UPDATE from James Butchart (R51-60) In my first report from Brandeston after the autumn term of 1951, David Kittermaster commented in part “I’m afraid he has not much brain” and John Ferris said “he has made some effort with rather moderate equipment”. Some 65 years later, I have no reason to argue with their assessments.
UPDATE from Mike Craddock (S 1949 –53) We were studying the period of English Literature where the letter “s” was written as “f” (except at the end of words). Mr Winstanley gave us an essay to write. I forget the actual subject, but I took great trouble to write the whole thing in this form. In due course I handed it in, and it was returned, marked and with comment on the contents, but none on the style. I thought “miserable old devil…”, but in my next end of term report, Winstanley, (known to us as “Fouf”), wrote “knowledge of fubject good, prefentation naufeating”! My father, of course, wanted to know what this was all about. (I should add that my handwriting was,and is, pretty dreadful). Somebody once told me that there is a prize at the College for “Humour” in Mr Winstanley’s name (is this true? – if so the above may go some way to explaining).
Further memories of Mr Winstanley – he would walk about the classroom, reading aloud from a book, held in one hand and tossing a half-crown with the other. We tried moving items of furniture, but he never fell over anything or dropped the coin. I remember him with affection – as I do many other staff at the time, especially CE Thomas, our Housemaster (“I was born the day Lavoisier died”).
UPDATE from Norman Mayhew (R48-56) I have just seen the letter from Neil Joy referring to a report attributed to Alan Manthorpe about an unknown pupil, KNOWS NOTHING, DOES LESS. About 1949 I received a music report from Alan Hall, KNOWS NOTHING, CARES LESS.
This was entirely accurate and completely failed to impress my father, who was paying for the lessons, but has impressed my grandchildren for many years!
UPDATE from Neil Joy (R47-51) who writes "Having just read the website news digest I thought the following two school reports deserve some record for posterity. The first was apparently written by "Bert" Manthorpe, the college art master in the late forties, about a pupil (unknown, as far as I heard) who had obviously not shone in class. It read: "Knows nothing, does less." The second was written about me by my erstwhile maths teacher, Major P.L.P.Podd, who I remember as having a great wit, sense of humour and a fine line in sarcasm when merited, frequently having the entire class engulfed in laughter at one of his remarks. In this case he wrote of me: "Has worked quite well without undue risk of strain". I must confess that there have been many times since school days when that has applied to my life in general!

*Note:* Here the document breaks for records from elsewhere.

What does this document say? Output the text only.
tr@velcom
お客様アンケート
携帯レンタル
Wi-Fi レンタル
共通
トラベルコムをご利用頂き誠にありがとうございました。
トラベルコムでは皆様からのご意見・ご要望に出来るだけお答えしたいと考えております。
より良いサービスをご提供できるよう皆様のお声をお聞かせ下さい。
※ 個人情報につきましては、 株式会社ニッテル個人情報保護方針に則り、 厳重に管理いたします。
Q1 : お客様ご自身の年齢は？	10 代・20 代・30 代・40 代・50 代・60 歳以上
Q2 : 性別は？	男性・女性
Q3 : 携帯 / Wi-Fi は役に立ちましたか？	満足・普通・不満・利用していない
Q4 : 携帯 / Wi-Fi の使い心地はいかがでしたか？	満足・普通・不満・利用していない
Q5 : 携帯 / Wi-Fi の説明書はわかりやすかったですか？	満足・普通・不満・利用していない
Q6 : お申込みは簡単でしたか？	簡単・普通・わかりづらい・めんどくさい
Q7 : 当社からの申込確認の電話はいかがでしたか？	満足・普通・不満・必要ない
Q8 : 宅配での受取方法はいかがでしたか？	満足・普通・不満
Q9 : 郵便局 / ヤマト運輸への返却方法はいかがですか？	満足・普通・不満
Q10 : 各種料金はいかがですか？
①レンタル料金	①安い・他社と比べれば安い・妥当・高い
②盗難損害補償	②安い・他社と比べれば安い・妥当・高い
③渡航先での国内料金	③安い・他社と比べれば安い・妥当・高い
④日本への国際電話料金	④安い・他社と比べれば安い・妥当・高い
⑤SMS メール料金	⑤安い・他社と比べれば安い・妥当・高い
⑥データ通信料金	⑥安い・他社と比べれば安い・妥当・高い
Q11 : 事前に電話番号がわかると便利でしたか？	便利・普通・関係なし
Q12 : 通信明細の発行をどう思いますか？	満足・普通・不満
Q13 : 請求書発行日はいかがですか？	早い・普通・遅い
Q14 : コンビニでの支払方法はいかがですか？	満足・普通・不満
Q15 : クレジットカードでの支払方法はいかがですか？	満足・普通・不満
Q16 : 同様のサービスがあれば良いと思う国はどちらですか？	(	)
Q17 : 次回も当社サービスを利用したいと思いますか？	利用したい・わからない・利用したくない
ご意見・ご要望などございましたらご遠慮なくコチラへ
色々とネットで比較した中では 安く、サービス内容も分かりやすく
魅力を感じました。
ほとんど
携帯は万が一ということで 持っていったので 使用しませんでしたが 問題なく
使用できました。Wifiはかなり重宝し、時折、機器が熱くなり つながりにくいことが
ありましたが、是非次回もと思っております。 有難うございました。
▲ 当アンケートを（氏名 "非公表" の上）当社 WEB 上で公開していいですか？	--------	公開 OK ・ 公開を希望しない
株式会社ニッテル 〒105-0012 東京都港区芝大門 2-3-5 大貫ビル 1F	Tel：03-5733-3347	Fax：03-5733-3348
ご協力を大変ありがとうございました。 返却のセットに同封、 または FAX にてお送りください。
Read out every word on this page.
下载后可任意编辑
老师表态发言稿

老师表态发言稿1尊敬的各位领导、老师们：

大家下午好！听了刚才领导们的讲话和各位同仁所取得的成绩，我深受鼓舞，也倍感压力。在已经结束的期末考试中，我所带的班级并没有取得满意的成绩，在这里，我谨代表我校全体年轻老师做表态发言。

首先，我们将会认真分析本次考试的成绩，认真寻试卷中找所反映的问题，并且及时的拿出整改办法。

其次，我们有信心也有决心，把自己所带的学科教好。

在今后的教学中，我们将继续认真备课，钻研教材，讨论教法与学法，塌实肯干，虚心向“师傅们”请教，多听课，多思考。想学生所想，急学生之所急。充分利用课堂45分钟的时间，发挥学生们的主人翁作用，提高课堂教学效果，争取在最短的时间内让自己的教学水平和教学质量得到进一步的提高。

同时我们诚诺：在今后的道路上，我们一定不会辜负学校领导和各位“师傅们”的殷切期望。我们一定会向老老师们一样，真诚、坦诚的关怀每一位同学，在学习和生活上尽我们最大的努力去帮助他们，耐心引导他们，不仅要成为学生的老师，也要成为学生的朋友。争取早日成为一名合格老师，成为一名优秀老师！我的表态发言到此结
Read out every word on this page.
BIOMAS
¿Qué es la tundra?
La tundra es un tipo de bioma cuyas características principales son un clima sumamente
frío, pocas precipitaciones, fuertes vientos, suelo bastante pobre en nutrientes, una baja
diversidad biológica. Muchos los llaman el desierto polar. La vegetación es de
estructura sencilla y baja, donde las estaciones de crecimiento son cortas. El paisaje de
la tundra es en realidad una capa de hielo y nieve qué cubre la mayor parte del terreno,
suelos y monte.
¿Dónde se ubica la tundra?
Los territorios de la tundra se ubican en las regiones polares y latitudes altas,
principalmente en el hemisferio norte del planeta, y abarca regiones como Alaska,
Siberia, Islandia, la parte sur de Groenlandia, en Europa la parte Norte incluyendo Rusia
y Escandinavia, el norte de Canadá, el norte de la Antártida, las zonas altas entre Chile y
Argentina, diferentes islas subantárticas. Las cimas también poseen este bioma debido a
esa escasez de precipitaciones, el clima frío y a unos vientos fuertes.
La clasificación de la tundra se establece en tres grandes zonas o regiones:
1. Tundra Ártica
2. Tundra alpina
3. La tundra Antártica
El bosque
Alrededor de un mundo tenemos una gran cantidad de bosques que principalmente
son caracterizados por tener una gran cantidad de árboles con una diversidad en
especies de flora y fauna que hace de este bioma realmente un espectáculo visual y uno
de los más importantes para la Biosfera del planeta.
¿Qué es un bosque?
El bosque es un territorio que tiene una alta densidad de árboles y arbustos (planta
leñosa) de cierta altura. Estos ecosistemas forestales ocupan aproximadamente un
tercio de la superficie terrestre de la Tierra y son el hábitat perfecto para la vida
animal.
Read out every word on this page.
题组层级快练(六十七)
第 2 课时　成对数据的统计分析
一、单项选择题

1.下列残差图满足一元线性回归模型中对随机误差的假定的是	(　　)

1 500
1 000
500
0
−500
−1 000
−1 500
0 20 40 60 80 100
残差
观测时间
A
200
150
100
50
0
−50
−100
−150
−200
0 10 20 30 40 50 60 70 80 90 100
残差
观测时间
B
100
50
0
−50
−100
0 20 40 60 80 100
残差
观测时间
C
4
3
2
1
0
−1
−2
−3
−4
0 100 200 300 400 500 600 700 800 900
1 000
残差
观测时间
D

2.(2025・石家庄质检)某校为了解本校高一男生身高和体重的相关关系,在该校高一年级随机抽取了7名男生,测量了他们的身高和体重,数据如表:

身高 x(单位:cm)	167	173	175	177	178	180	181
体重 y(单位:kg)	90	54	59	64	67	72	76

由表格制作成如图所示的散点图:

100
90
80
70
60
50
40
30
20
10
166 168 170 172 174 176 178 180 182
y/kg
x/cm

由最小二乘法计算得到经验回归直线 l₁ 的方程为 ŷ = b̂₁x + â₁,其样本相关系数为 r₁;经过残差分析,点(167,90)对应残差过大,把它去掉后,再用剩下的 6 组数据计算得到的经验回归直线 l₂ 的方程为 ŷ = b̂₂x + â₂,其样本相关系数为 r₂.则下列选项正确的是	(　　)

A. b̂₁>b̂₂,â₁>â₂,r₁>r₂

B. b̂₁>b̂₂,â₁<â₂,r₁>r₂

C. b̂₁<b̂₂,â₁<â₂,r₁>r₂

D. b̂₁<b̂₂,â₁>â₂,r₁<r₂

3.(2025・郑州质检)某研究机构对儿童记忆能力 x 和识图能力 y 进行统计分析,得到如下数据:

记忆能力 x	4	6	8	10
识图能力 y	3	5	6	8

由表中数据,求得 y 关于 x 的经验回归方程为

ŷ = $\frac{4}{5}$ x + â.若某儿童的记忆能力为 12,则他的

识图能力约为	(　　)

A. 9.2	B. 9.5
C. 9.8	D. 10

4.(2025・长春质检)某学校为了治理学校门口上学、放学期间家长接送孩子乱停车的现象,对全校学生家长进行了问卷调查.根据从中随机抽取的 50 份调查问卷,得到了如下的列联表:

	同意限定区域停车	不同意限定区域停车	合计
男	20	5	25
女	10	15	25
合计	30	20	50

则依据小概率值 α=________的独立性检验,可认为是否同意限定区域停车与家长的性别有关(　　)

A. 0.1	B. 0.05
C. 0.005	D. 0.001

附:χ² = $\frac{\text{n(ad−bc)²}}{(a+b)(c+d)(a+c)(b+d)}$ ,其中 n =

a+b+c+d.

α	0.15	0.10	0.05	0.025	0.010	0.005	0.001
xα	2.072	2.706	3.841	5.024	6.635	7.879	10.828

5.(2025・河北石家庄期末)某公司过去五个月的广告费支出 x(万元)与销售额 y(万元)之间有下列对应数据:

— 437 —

ORIGINAL STORY : The 2015 Framlinghamian is out being delivered around the world and should have landed on doormats in the UK already. Included in the SOF section on page 115 is an anonymous Brandeston Hall report from the 1950s with what can only be described as forthright comments from masters of the time. This has prompted Fred Limer (S56-65) to send in his treasured 1958 report. If you click on the link you will see that this contains such encouraging comments as "His ideas are as ill-formed as his handwriting" or "Too slow to achieve any results to speak of. When he wakes up some progress may be expected". To download the whole SOF section .
Fred tells us that he worked extremely hard to achieve this result and as a result has had the report hanging in his downstairs loo for the last 25 years! Fred goes on to say that the observation about his French led him to a question at the beginning of the following term along the lines of “What is the point of writing faster than I think; won’t it come out as rubbish?”. He went on to achieve a bunch of O levels and 2 A levels.